Smoking Can Damage Your DNA Permanently, Research Says

The destructive impact of cigarette smoking on individual body’s DNA has been laid bare by the first comprehensive study into the damage tobacco inflicts on human cells. Based on the study, people who smoke a pack of cigarettes each day for a year is possible to develop on average 150 extra mutations in every lung cell, and nearly 100 more mutations than usual in each cell of the voice box. More still build up in the mouth, bladder, liver and other organs in the body.

“This is about running down the root cause of cancers,” said David Phillips, a professor of environmental carcinogenesis at King’s College London and a co-author on the study. “By identifying the root causes, we gain the sort of knowledge we need to think more seriously about cancer prevention.”

Smoking a pack of cigarettes a day causes an average of 150 mutations a year in lung cells. This is a scientific finding of a new research that specifically identify the different ways that cigarette smoke exposure damages DNA. The research, published Thursday in the journal Science, was carried out by an international group of researchers from Britain's Wellcome Trust Sanger Institute and the Los Alamos National Laboratory in the United States.

According to The Guardian, more than 70 of the 7,000 chemicals found in tobacco smoke are known to cause cancer. Some damage DNA directly, but others ramp up mutations in more subtle ways, often by disrupting the way cells function. The more mutations a cell acquires, the more likely it is to turn cancerous.

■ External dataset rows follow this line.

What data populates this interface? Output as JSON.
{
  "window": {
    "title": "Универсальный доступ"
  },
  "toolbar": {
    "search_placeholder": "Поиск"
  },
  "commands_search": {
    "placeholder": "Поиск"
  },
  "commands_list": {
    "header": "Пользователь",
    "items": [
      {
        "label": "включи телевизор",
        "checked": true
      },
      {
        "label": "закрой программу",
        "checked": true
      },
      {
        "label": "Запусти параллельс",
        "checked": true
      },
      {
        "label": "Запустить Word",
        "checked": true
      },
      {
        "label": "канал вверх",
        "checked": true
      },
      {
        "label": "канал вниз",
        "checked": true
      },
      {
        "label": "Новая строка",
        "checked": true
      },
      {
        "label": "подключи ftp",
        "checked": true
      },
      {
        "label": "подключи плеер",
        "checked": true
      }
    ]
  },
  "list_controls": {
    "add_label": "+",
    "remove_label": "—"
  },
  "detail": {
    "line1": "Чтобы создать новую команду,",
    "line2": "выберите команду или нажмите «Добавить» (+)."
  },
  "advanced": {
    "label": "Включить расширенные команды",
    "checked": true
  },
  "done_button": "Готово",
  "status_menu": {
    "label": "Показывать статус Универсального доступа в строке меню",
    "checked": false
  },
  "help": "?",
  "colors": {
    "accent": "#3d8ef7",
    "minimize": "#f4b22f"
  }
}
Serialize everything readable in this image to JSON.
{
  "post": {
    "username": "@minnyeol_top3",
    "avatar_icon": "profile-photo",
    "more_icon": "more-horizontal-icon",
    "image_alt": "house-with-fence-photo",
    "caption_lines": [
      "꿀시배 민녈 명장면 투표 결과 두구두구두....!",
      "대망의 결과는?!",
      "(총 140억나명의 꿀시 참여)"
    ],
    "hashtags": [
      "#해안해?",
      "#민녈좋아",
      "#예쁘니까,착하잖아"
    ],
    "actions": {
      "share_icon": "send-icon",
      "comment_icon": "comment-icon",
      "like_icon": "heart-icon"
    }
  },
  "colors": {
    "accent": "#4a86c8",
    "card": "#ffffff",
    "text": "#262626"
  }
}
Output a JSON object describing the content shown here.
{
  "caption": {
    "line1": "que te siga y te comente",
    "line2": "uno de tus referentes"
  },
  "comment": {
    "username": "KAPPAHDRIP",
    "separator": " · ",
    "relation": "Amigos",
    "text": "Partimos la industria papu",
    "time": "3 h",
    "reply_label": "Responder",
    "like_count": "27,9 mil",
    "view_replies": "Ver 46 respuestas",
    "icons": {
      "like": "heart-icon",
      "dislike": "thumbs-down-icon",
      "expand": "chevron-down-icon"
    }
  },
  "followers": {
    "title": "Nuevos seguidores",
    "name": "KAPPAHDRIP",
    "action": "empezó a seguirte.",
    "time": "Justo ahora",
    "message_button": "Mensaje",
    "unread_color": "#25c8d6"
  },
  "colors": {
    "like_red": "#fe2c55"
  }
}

"You can really think of it as playing Russian roulette," said Ludmil Alexandrov, a theoretical biologist at Los Alamos National Lab in New Mexico and the first author of the study. "You can miss the right genes. But if you smoke you still play the game. It's a very strong message for people not to start smoking. If you smoke even a little bit you'll erode the genetic material of most of the cells in your body." Smoking is the most preventable cause of cancer in the world and accounts for more than 1 in 4 UK cancer deaths.

Researchers hope that by understanding the risk of damaging the DNA permanently and having different kinds of cancer through the ingredients of the tobacco and the smoking itself, people will develop new methods to prevent the disease. The same techniques used in the latest study regarding how alcohol can make a person obese.